Let $T : [0, 1]^2 → [0, 1]$. Consider the following properties:
$T_1 : T (x, 1) = x$
$T_2 : T (x, y) = T (y, x) $
$T_3 : T (x, T (y, z)) = T (T (x, y), z) $
$T_4 $: If $x ≤ u , y ≤ v \Rightarrow T (x, y) ≤ T (u, v) $
Function $T : [0, 1]^2 → [0, 1]$ that satisfies $T_1 − T_4$ is T-norm .
The drastic product ($T(x,y) = \begin{cases} \min(x,y), & \text{if $\max(x,y)=1$} \\ 0, & \text{otherwise} \end{cases}$) clearly is a T-norm
Now show that the drastic product is the least T-norm .

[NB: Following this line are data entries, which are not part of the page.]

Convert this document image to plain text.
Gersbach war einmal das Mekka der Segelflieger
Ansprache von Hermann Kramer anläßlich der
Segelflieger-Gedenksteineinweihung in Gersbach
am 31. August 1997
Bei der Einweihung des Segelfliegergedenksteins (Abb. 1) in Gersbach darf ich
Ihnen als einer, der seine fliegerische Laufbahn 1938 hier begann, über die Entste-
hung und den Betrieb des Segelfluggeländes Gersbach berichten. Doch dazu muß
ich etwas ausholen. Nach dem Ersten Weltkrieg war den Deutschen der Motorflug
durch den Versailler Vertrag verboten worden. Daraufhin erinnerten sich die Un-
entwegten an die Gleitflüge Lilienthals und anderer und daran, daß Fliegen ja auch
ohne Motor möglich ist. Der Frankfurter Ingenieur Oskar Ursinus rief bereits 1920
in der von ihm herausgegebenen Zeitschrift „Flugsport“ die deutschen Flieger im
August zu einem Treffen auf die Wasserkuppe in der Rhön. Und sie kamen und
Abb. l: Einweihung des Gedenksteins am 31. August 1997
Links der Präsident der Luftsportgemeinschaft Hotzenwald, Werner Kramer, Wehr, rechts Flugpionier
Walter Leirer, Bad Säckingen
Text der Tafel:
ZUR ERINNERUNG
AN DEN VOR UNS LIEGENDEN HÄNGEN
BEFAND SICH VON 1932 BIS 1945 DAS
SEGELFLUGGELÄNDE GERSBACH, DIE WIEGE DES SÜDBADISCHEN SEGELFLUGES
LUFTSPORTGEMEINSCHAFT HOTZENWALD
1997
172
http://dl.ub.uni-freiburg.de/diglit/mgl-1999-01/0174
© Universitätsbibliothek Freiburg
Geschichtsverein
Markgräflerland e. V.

Consider $T'$ satisfying $T_1-T_4.$ Then, if $\max\{x,y\}<1$ it is clear that $$ T(x,y)=0\le T'(x,y).$$ And if $\max\{x,y\}=1$ (assume $x<y=1$ without lost of generality, since $T(x,1)=T(1,x)$) we have that, because of $T_1,$
$$T(x,1)=x=T'(x,1).$$
Thus, we have shown that the drastic product is the smallest $T$-norm.